Sri Lanka is a sovereign nation. It had the right to bar Liberal MP Bob Rae and Conservative MP Deepak Obhrai, parliamentary secretary for foreign affairs, from entering the country.
Canada, after all, recently barred British MP George Galloway for the same reason Sri Lanka says it did Rae -- security concerns. Which just goes to show countries can act within their rights and still be wrong.
Canada argued Galloway gave "material support" to Hamas.
Sri Lanka banned Rae because of his alleged sympathy for the terrorist Tamil Tigers.
In the real world, Galloway may be a self-aggrandizing buffoon with a one-sided view of the Israeli-Palestinian conflict, but he has never been charged with aiding terrorists, was allowed into Canada in 2006 and wasn't barred by the U.S.
Rae has been publicly critical of Sri Lanka's often brutal treatment of its Tamil minority, as have many human rights groups. He has a longstanding interest in the country and has met in the past with Tiger members in a bid to kickstart the peace process. But it's absurd to suggest he's a security risk or endorses terrorism.
What's worrisome, as Rae noted, is that if Sri Lanka is this paranoid about letting in Canadian observers following the end of its 26-year civil war with the now-defeated Tigers, what is it planning for 200,000 Tamil civilians rendered homeless by the war after thousands were killed in the fighting?

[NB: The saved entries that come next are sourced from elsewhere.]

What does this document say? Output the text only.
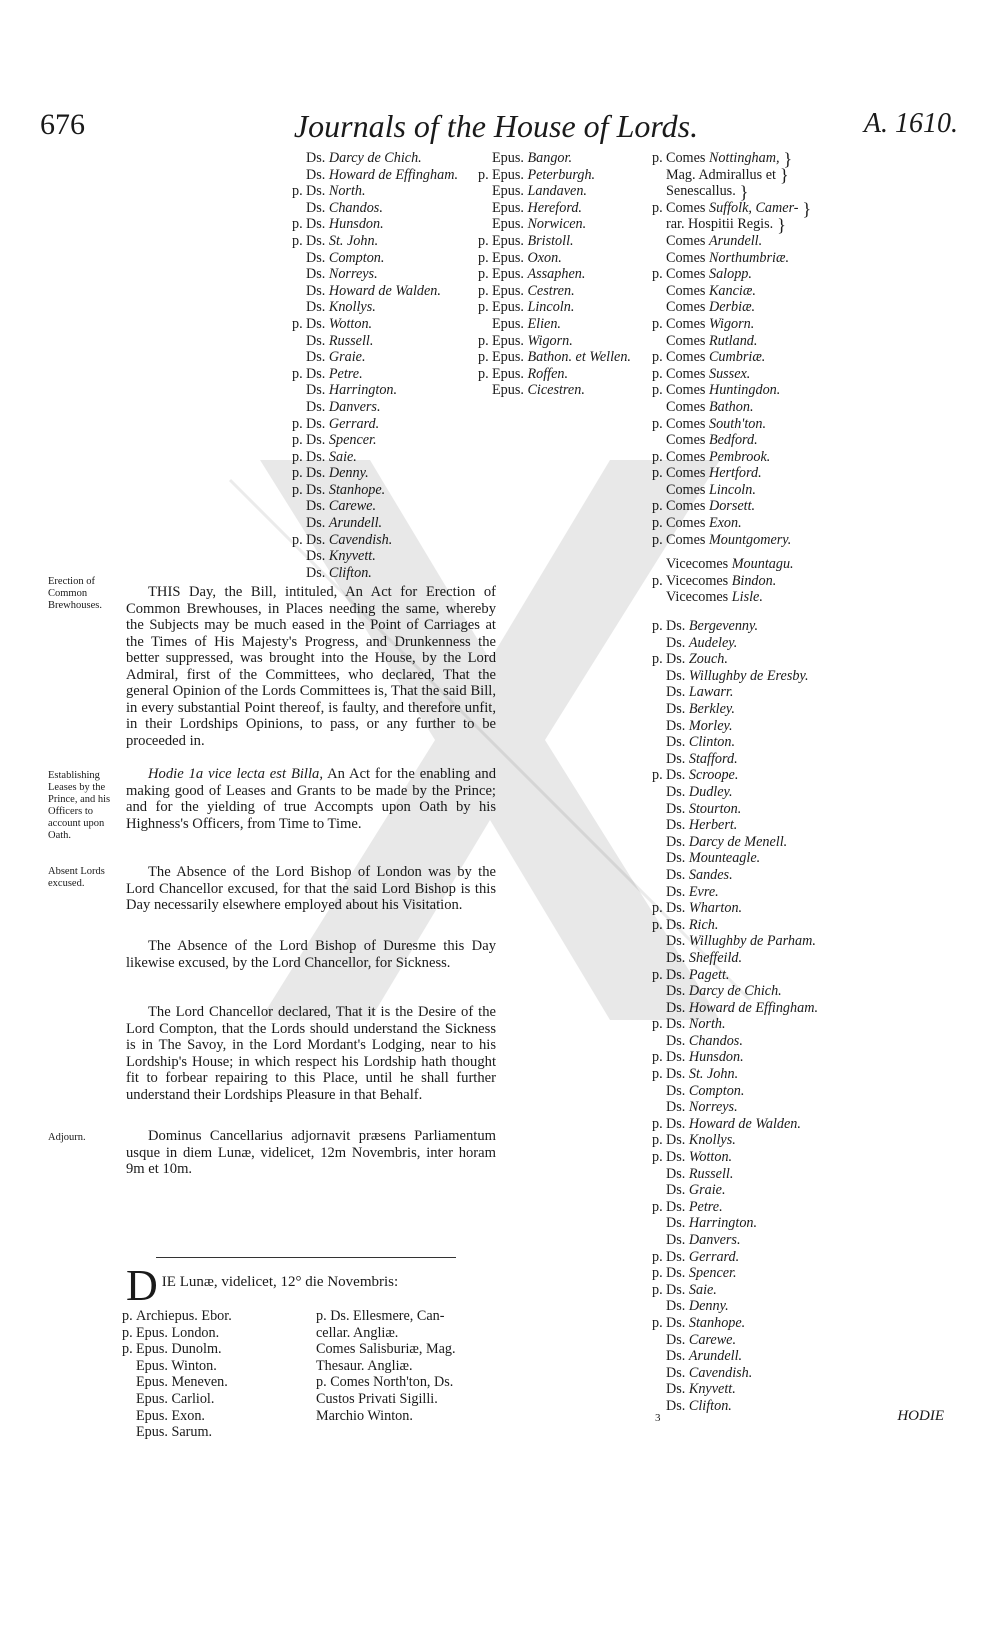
676	Journals of the House of Lords.	A. 1610.
Ds. Darcy de Chich.
Ds. Howard de Effingham.
p. Ds. North.
Ds. Chandos.
p. Ds. Hunsdon.
p. Ds. St. John.
Ds. Compton.
Ds. Norreys.
Ds. Howard de Walden.
Ds. Knollys.
p. Ds. Wotton.
Ds. Russell.
Ds. Graie.
p. Ds. Petre.
Ds. Harrington.
Ds. Danvers.
p. Ds. Gerrard.
p. Ds. Spencer.
p. Ds. Saie.
p. Ds. Denny.
p. Ds. Stanhope.
Ds. Carewe.
Ds. Arundell.
p. Ds. Cavendish.
Ds. Knyvett.
Ds. Clifton.
Epus. Bangor.
p. Epus. Peterburgh.
Epus. Landaven.
Epus. Hereford.
Epus. Norwicen.
p. Epus. Bristoll.
p. Epus. Oxon.
p. Epus. Assaphen.
p. Epus. Cestren.
p. Epus. Lincoln.
Epus. Elien.
p. Epus. Wigorn.
p. Epus. Bathon. et Wellen.
p. Epus. Roffen.
Epus. Cicestren.
p. Comes Nottingham, }
Mag. Admirallus et }
Senescallus. }
p. Comes Suffolk, Camer- }
rar. Hospitii Regis. }
Comes Arundell.
Comes Northumbriæ.
p. Comes Salopp.
Comes Kanciæ.
Comes Derbiæ.
p. Comes Wigorn.
Comes Rutland.
p. Comes Cumbriæ.
p. Comes Sussex.
p. Comes Huntingdon.
Comes Bathon.
p. Comes South'ton.
Comes Bedford.
p. Comes Pembrook.
p. Comes Hertford.
Comes Lincoln.
p. Comes Dorsett.
p. Comes Exon.
p. Comes Mountgomery.
Vicecomes Mountagu.
p. Vicecomes Bindon.
Vicecomes Lisle.
p. Ds. Bergevenny.
Ds. Audeley.
p. Ds. Zouch.
Ds. Willughby de Eresby.
Ds. Lawarr.
Ds. Berkley.
Ds. Morley.
Ds. Clinton.
Ds. Stafford.
p. Ds. Scroope.
Ds. Dudley.
Ds. Stourton.
Ds. Herbert.
Ds. Darcy de Menell.
Ds. Mounteagle.
Ds. Sandes.
Ds. Evre.
p. Ds. Wharton.
p. Ds. Rich.
Ds. Willughby de Parham.
Ds. Sheffeild.
p. Ds. Pagett.
Ds. Darcy de Chich.
Ds. Howard de Effingham.
p. Ds. North.
Ds. Chandos.
p. Ds. Hunsdon.
p. Ds. St. John.
Ds. Compton.
Ds. Norreys.
p. Ds. Howard de Walden.
p. Ds. Knollys.
p. Ds. Wotton.
Ds. Russell.
Ds. Graie.
p. Ds. Petre.
Ds. Harrington.
Ds. Danvers.
p. Ds. Gerrard.
p. Ds. Spencer.
p. Ds. Saie.
Ds. Denny.
p. Ds. Stanhope.
Ds. Carewe.
Ds. Arundell.
Ds. Cavendish.
Ds. Knyvett.
Ds. Clifton.
Erection of Common Brewhouses.
THIS Day, the Bill, intituled, An Act for Erection of Common Brewhouses, in Places needing the same, whereby the Subjects may be much eased in the Point of Carriages at the Times of His Majesty's Progress, and Drunkenness the better suppressed, was brought into the House, by the Lord Admiral, first of the Committees, who declared, That the general Opinion of the Lords Committees is, That the said Bill, in every substantial Point thereof, is faulty, and therefore unfit, in their Lordships Opinions, to pass, or any further to be proceeded in.
Establishing Leases by the Prince, and his Officers to account upon Oath.
Hodie 1a vice lecta est Billa, An Act for the enabling and making good of Leases and Grants to be made by the Prince; and for the yielding of true Accompts upon Oath by his Highness's Officers, from Time to Time.
Absent Lords excused.
The Absence of the Lord Bishop of London was by the Lord Chancellor excused, for that the said Lord Bishop is this Day necessarily elsewhere employed about his Visitation.
The Absence of the Lord Bishop of Duresme this Day likewise excused, by the Lord Chancellor, for Sickness.
The Lord Chancellor declared, That it is the Desire of the Lord Compton, that the Lords should understand the Sickness is in The Savoy, in the Lord Mordant's Lodging, near to his Lordship's House; in which respect his Lordship hath thought fit to forbear repairing to this Place, until he shall further understand their Lordships Pleasure in that Behalf.
Adjourn.	Dominus Cancellarius adjornavit præsens Parliamentum usque in diem Lunæ, videlicet, 12m Novembris, inter horam 9m et 10m.
D IE Lunæ, videlicet, 12° die Novembris:
p. Archiepus. Ebor.
p. Epus. London.
p. Epus. Dunolm.
Epus. Winton.
Epus. Meneven.
Epus. Carliol.
Epus. Exon.
Epus. Sarum.
p. Ds. Ellesmere, Can-
cellar. Angliæ.
Comes Salisburiæ, Mag.
Thesaur. Angliæ.
p. Comes North'ton, Ds.
Custos Privati Sigilli.
Marchio Winton.	3	HODIE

Sri Lanka has been bizarrely suspicious of Canada, presumably because we've accepted hundreds of thousands of Tamil civilians as refugees.
But Prime Minister Stephen Harper also declared the Tigers a terrorist organization. He has rightly protested the barring of Rae and Obhrai and the recent attempted trashing of Canada's embassy in Sri Lanka by government supporters while police stood by.
With Sri Lanka this paranoid about even an ally in the war on terror, how can it be trusted to respect the rights of Tamil civilians following its military victory?
That's why international observers are needed. To see that it does.